The decision affects the care of an estimated 700,000 women in the United States who take tamoxifen to prevent their breast cancer from coming back.

Cancer physicians fielded many calls from patients last December after reports that a newer class of drugs, called aromatase inhibitors, appear slightly more effective. Some quickly switched their patients, while many others wondered whether they should.

To help them decide, the American Society of Clinical Oncology, the world’s largest organization of cancer doctors, convened an expert panel to review the issue.

Their decision: It’s too soon to change. In the end, the new drugs may prove superior, but it will take a few more years of study before doctors can be certain of their advantages as well as their possible risks.

New York City: Navy to allow public on ships for Fleet Week

Although at war for the second time since Fleet Week became an annual fixture in New York harbor, the U.S. Navy is bringing in more ships than usual, and inviting the public aboard for the first time since Sept. 11.
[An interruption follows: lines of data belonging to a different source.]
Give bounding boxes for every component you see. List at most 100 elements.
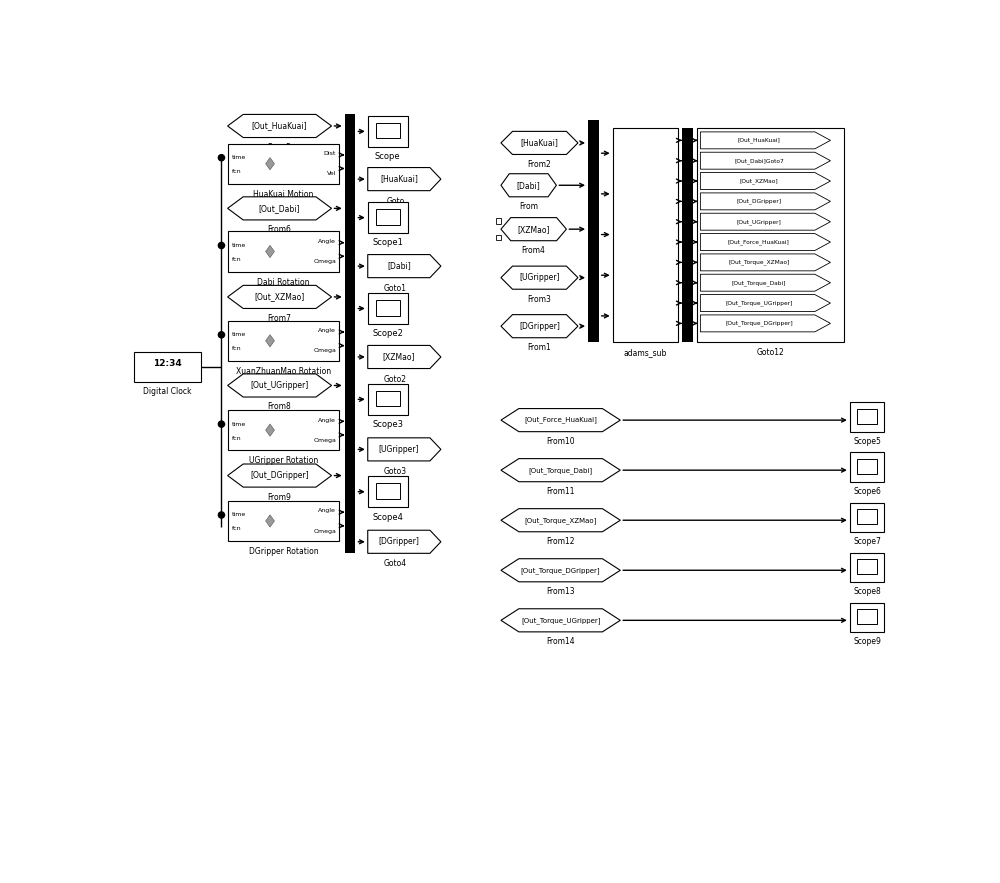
Polygon shape: [501, 509, 620, 532]
Polygon shape: [266, 245, 274, 258]
Text: [UGripper]: [UGripper]: [519, 273, 560, 283]
Text: From13: From13: [546, 587, 575, 596]
Text: Goto3: Goto3: [384, 467, 407, 476]
Text: 12:34: 12:34: [153, 359, 182, 368]
Text: From4: From4: [522, 246, 546, 255]
Text: Goto1: Goto1: [384, 283, 407, 293]
FancyBboxPatch shape: [857, 409, 877, 424]
Text: From12: From12: [546, 537, 575, 547]
Text: [Out_Torque_DGripper]: [Out_Torque_DGripper]: [521, 567, 600, 574]
FancyBboxPatch shape: [850, 553, 884, 582]
Polygon shape: [700, 315, 830, 332]
FancyBboxPatch shape: [376, 300, 400, 315]
Text: time: time: [232, 332, 246, 337]
FancyBboxPatch shape: [368, 116, 408, 147]
FancyBboxPatch shape: [857, 609, 877, 624]
Text: XuanZhuanMao Rotation: XuanZhuanMao Rotation: [236, 367, 331, 376]
Text: [Out_Torque_XZMao]: [Out_Torque_XZMao]: [524, 517, 597, 524]
Circle shape: [218, 243, 225, 248]
Polygon shape: [266, 335, 274, 347]
FancyBboxPatch shape: [228, 501, 339, 541]
Text: fcn: fcn: [232, 526, 242, 532]
Text: [Out_HuaKuai]: [Out_HuaKuai]: [252, 122, 307, 131]
Text: fcn: fcn: [232, 346, 242, 351]
Polygon shape: [501, 174, 556, 197]
Polygon shape: [368, 254, 441, 277]
Polygon shape: [700, 295, 830, 312]
Text: [Out_Torque_UGripper]: [Out_Torque_UGripper]: [725, 300, 793, 306]
Text: Scope: Scope: [375, 152, 401, 162]
Polygon shape: [700, 275, 830, 291]
Text: Dabi Rotation: Dabi Rotation: [257, 277, 310, 287]
Polygon shape: [501, 608, 620, 632]
FancyBboxPatch shape: [682, 127, 693, 342]
FancyBboxPatch shape: [850, 403, 884, 432]
Text: Scope9: Scope9: [853, 638, 881, 646]
Text: Scope7: Scope7: [853, 537, 881, 547]
Text: [Out_Force_HuaKuai]: [Out_Force_HuaKuai]: [728, 239, 790, 245]
Text: [Out_DGripper]: [Out_DGripper]: [250, 471, 309, 480]
FancyBboxPatch shape: [588, 120, 599, 342]
Circle shape: [218, 332, 225, 338]
Text: [Out_Torque_UGripper]: [Out_Torque_UGripper]: [521, 617, 600, 623]
Text: [Out_Force_HuaKuai]: [Out_Force_HuaKuai]: [524, 417, 597, 424]
FancyBboxPatch shape: [134, 352, 201, 381]
FancyBboxPatch shape: [228, 144, 339, 184]
Text: Digital Clock: Digital Clock: [143, 387, 192, 396]
Text: Scope1: Scope1: [372, 238, 403, 247]
Text: [Out_XZMao]: [Out_XZMao]: [740, 178, 778, 184]
Text: HuaKuai Motion: HuaKuai Motion: [253, 190, 314, 199]
Text: Goto: Goto: [386, 197, 405, 206]
Text: From5: From5: [268, 143, 292, 152]
Text: [Dabi]: [Dabi]: [387, 261, 411, 270]
Text: Angle: Angle: [318, 328, 336, 333]
Text: From3: From3: [528, 295, 551, 304]
FancyBboxPatch shape: [496, 235, 501, 240]
Polygon shape: [228, 197, 332, 220]
Text: [DGripper]: [DGripper]: [378, 537, 419, 547]
Polygon shape: [368, 438, 441, 461]
Polygon shape: [700, 213, 830, 230]
Polygon shape: [700, 152, 830, 170]
Text: Omega: Omega: [313, 348, 336, 353]
FancyBboxPatch shape: [857, 509, 877, 524]
Polygon shape: [266, 424, 274, 436]
Polygon shape: [266, 515, 274, 527]
Text: UGripper Rotation: UGripper Rotation: [249, 457, 318, 465]
Polygon shape: [368, 168, 441, 191]
FancyBboxPatch shape: [850, 502, 884, 532]
Text: From6: From6: [268, 225, 292, 234]
FancyBboxPatch shape: [376, 483, 400, 499]
Text: [HuaKuai]: [HuaKuai]: [380, 175, 418, 184]
Text: Scope2: Scope2: [372, 329, 403, 338]
FancyBboxPatch shape: [376, 123, 400, 139]
Text: [Out_UGripper]: [Out_UGripper]: [736, 219, 781, 224]
Text: [HuaKuai]: [HuaKuai]: [521, 139, 558, 147]
Text: From7: From7: [268, 313, 292, 323]
Polygon shape: [700, 254, 830, 271]
Text: [UGripper]: [UGripper]: [379, 445, 419, 454]
Text: time: time: [232, 155, 246, 160]
Text: Dist: Dist: [324, 151, 336, 156]
Text: Angle: Angle: [318, 239, 336, 244]
Text: time: time: [232, 512, 246, 517]
FancyBboxPatch shape: [228, 410, 339, 450]
Text: [Out_Torque_DGripper]: [Out_Torque_DGripper]: [725, 321, 793, 326]
Text: [XZMao]: [XZMao]: [517, 224, 550, 234]
Text: From: From: [519, 202, 538, 211]
FancyBboxPatch shape: [228, 231, 339, 271]
Text: [DGripper]: [DGripper]: [519, 321, 560, 330]
Text: adams_sub: adams_sub: [624, 348, 667, 357]
FancyBboxPatch shape: [368, 202, 408, 233]
FancyBboxPatch shape: [857, 559, 877, 574]
Text: From11: From11: [546, 487, 575, 496]
Text: time: time: [232, 243, 246, 248]
FancyBboxPatch shape: [345, 115, 355, 554]
Polygon shape: [368, 530, 441, 554]
Circle shape: [218, 421, 225, 427]
Text: From10: From10: [546, 437, 575, 446]
Text: From8: From8: [268, 403, 291, 411]
Text: From9: From9: [268, 493, 292, 502]
Polygon shape: [501, 314, 578, 337]
Text: [Out_XZMao]: [Out_XZMao]: [254, 292, 305, 301]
Even so, Navy officials say security for the maritime celebration is unprecedented, with airport-type restrictions on visitors’ bags and other items, and a commercial blimp, contracted by the Navy, patrolling above the Hudson River and beaming live television images to two ground security stations.
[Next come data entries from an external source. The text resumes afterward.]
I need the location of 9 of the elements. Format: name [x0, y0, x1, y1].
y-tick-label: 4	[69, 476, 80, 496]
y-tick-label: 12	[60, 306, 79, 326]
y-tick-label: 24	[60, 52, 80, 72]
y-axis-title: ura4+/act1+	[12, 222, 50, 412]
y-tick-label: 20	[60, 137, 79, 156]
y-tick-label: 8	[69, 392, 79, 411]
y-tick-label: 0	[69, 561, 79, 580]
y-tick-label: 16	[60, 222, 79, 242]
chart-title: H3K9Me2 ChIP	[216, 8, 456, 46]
Twenty ships 18 American, one Canadian and one from Denmark with 6,000 sailors aboard will participate in Fleet Week, which started in 1987. The event runs May 22 through May 28.

Florida: Firefighters gain control of brush fire

Firefighters contained a brush fire that forced about 250 people to evacuate their homes, officials said.

The fire was contained late Saturday and another nearby brush fire was 70 percent contained, said Division of Forestry spokesman Mike Sawyer. The fires, which totaled about 1,000 acres, began at noon Saturday.

No injuries were reported, Sawyer said. The flames burned up to the back yards of homes in Fort Pierce and charred two storage units behind a church, Sawyer said.

The Florida Highway Patrol headquarters in Fort Pierce was also evacuated. Troopers’ cars and other vehicles were moved from the parking lot as a precaution, spokesman Lt. Pembrook Burrows said.

Fort Pierce is about 54 miles north of West Palm Beach on Florida’s east coast.

United Nations: Push to eradicate polio is gaining

Polio, which only decades ago killed thousands and crippled millions, could be eradicated everywhere, forever by the end of next year, say the leaders of a global campaign against the infectious disease.

“Eliminating polio within the next 18 to 20 months is definitely feasible, depending on whether we are able to get all the funds we need, and all the political and civil cooperation we need,” said Bob Keegan, deputy director of the global immunization division of the Centers for Disease Control and Prevention in Atlanta, which is providing technical assistance to the U.N.-managed campaign.

When the U.N.-affiliated World Health Organization and the United Nations Children’s Fund launched their joint anti-polio drive in 1988, an estimated 350,000 children in 125 countries were newly paralyzed from the disease. In 2001, after spending billions of dollars vaccinating billions of children around the world, health agencies were able to identify just 480 fresh cases, all of them in the 10 nations where the United Nations is concentrating its eradication efforts.